Safety Culture Paramount After Fukushima, NRC Chairman Says

"We believe that by weaving the lessons learned from Fukushima into nearly all of our regulatory activities, we are ensuring their long-term sustainability," NRC Chairman Allison Macfarlane said Sept. 17.

Allison Macfarlane, chairman of the U.S. Nuclear Regulatory Commission, said safety culture is a key lesson of the Fukushima Daiichi disaster in Japan and told an international audience at the International Atomic Energy Agency's annual General Conference in Vienna, Austria, that it is important to avoid focusing on planning for a single type of accident.

"We must remember that natural hazards come in many forms," she said, according to a transcript posted at www.nrc.gov. "We should not focus on planning for the next 'expected' accident, but rather have measures in place to address a variety of permutations. Our focus on external events must continue to be broad to make nuclear reactors worldwide as safe as possible," Macfarlane said.

"The establishment of strong safety culture principles by operators is only part of the issue," she said. "It is critically important for all countries to have strong inspection and enforcement programs with transparent processes and objective criteria. Workers in the nuclear industry need a questioning attitude and an environment in which they feel free to raise safety concerns. I view this as a challenge that the nuclear regulatory community is facing collectively. In the United States, we have not only incorporated a safety culture assessment into our oversight program, but we are also bound by broader legislative requirements, like provisions to protect 'whistleblowers' so that individuals feel they can report on safety concerns and violations without jeopardizing their careers. Without clear regulatory and legislative criteria, it is difficult to understand how safety culture can be effectively overseen. I say this because, even with all of these provisions in place, safety culture is still a challenge for the United States to promote and assess.
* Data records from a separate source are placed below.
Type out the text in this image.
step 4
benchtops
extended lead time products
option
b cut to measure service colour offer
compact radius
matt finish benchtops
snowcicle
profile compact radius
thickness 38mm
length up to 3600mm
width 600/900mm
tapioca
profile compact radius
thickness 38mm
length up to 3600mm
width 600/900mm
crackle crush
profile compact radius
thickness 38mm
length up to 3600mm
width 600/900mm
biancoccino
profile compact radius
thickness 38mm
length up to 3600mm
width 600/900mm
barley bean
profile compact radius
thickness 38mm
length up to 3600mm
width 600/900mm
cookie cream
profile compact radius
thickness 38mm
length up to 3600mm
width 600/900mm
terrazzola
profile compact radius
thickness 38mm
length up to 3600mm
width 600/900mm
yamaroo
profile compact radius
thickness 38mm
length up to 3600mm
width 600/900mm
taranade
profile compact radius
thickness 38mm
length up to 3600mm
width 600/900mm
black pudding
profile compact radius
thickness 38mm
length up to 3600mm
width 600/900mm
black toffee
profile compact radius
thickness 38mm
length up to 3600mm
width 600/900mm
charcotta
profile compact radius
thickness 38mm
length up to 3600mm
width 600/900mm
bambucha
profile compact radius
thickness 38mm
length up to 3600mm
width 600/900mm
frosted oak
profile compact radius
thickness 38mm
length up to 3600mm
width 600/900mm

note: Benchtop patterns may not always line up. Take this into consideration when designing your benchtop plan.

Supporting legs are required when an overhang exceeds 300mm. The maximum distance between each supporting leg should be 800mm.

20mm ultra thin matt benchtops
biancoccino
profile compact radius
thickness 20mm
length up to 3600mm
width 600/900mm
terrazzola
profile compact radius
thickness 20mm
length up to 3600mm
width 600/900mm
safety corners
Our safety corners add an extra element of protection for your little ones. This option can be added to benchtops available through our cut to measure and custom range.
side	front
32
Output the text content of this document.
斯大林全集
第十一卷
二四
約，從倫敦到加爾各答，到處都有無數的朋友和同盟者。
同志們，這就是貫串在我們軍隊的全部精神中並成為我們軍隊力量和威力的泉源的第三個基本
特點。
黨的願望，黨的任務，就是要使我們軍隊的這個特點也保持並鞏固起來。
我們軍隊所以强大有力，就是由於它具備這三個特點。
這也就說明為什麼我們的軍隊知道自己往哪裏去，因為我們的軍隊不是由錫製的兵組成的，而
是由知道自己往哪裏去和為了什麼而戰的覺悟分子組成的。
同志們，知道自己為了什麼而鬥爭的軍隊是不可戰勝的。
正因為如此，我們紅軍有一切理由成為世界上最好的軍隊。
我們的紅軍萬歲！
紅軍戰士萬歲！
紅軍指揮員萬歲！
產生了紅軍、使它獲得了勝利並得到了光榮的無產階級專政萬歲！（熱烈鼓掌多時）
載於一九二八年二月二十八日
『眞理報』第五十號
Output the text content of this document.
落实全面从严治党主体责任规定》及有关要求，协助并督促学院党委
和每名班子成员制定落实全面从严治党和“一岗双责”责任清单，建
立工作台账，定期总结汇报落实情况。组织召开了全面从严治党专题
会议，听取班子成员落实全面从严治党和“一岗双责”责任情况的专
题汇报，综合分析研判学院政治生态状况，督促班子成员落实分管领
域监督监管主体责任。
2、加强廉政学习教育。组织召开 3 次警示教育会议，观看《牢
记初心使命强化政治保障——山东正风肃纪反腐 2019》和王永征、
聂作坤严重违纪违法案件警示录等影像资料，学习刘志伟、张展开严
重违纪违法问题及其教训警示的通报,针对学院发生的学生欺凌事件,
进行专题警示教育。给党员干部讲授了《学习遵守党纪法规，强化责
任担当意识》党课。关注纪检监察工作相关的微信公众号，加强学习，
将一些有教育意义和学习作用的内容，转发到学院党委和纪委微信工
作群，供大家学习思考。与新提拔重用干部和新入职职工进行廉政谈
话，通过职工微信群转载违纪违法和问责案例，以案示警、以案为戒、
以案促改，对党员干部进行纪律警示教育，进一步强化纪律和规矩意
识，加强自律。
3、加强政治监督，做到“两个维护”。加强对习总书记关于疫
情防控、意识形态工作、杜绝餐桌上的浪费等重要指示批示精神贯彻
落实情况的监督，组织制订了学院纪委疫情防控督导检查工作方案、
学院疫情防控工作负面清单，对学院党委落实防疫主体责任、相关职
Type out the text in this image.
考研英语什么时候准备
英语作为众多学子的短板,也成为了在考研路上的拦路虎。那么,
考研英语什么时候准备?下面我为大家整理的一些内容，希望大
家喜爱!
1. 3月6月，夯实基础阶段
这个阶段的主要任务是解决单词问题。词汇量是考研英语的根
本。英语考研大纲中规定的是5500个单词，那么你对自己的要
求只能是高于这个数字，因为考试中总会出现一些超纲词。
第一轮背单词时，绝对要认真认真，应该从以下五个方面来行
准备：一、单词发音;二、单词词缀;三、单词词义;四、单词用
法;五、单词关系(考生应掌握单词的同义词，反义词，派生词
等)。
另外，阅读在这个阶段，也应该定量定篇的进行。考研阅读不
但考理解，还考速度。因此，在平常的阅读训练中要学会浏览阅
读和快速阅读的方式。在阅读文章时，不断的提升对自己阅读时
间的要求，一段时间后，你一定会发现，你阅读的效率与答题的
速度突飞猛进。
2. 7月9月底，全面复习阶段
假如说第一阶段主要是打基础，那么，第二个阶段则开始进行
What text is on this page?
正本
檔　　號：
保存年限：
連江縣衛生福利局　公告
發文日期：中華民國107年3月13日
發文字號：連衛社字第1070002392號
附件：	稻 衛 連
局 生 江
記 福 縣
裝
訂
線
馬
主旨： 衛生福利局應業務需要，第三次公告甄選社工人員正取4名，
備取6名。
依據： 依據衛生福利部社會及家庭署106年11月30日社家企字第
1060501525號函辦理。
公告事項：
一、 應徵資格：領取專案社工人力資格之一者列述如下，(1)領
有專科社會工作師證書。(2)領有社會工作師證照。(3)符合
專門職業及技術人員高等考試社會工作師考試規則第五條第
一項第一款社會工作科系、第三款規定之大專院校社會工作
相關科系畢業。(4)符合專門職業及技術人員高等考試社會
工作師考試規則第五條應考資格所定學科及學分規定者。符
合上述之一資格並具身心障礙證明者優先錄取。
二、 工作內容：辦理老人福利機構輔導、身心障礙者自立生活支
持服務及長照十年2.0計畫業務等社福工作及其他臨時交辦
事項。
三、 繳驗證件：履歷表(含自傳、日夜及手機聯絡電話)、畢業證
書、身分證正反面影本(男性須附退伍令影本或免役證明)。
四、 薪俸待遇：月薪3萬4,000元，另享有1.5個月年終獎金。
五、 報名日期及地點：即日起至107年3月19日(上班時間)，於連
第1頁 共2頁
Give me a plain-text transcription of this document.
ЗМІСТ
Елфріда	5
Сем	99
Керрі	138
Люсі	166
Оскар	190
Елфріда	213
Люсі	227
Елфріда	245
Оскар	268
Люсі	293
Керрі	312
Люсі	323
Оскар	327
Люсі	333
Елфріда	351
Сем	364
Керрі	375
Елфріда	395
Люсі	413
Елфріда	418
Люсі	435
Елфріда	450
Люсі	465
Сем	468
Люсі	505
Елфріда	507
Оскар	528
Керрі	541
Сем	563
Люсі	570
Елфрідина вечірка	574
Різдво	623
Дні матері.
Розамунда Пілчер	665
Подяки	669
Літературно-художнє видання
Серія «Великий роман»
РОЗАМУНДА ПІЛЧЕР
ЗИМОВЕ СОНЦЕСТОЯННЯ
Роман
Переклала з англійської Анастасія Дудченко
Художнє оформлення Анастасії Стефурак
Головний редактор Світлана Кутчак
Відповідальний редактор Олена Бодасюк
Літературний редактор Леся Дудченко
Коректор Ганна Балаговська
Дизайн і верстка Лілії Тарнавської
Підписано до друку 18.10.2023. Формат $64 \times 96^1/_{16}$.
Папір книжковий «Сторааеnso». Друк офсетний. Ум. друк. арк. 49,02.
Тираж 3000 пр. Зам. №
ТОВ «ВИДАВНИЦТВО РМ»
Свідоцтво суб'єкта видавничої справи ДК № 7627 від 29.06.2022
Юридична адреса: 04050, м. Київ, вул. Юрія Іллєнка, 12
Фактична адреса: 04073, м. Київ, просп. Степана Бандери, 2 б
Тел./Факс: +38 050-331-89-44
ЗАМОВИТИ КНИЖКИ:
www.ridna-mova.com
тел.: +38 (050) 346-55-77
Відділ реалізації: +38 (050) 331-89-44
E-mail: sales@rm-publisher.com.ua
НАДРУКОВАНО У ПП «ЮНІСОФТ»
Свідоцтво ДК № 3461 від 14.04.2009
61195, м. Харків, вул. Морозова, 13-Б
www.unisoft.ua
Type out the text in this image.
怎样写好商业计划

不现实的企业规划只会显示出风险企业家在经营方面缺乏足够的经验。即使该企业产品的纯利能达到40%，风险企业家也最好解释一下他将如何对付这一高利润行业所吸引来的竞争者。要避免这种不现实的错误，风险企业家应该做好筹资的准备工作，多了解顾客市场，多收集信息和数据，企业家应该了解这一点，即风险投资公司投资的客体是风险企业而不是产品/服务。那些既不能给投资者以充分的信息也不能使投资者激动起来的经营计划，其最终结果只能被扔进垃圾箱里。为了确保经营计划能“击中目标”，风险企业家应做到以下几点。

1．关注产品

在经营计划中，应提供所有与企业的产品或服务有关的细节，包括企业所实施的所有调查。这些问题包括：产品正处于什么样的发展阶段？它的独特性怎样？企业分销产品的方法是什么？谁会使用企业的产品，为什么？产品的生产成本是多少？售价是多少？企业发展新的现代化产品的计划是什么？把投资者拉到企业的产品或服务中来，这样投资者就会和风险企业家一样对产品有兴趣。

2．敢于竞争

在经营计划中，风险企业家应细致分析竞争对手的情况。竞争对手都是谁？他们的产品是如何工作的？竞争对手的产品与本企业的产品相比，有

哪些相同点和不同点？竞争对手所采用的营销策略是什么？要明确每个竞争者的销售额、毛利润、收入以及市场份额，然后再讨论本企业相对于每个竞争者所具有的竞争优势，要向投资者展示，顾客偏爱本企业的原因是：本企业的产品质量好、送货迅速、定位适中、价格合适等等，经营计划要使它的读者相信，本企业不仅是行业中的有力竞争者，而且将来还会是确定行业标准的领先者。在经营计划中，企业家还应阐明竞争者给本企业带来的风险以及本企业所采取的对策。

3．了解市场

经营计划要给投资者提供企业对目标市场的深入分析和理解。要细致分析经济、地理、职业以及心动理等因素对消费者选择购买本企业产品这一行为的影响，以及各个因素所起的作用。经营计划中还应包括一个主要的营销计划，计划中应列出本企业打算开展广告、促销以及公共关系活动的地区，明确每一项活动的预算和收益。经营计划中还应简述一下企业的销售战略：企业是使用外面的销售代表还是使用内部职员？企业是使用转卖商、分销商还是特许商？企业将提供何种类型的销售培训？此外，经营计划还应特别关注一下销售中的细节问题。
"As we move forward in the evolution of our nuclear safety culture, we must address that the fact that the majority of post-Fukushima activities were placed in special categories. In the period immediately following Fukushima, this approach made the most sense. In the United States, for example, we established a task force to address the impacts of the accident on our domestic program, and then a special Fukushima-related directorate to implement the ensuing recommendations. The NRC is now beginning to transition these Fukushima lessons-learned programs from special, segregated actions back to the offices that handle these matters on a routine basis. Far from minimizing these activities’ importance, this approach will ensure that the lessons we have learned are fully integrated into our regulatory work in the United States. We believe that by weaving the lessons learned from Fukushima into nearly all of our regulatory activities, we are ensuring their long-term sustainability, and encourage our international colleagues to do the same."

A geologist, Macfarlane became NRC’s chairman in July 2012. According to an NRC news release, while in Vienna she will sign bilateral agreements that contribute to sharing global nuclear safety expertise. Mexico, Switzerland, Jordan, Korea, and Turkey will sign these agreements with the United States.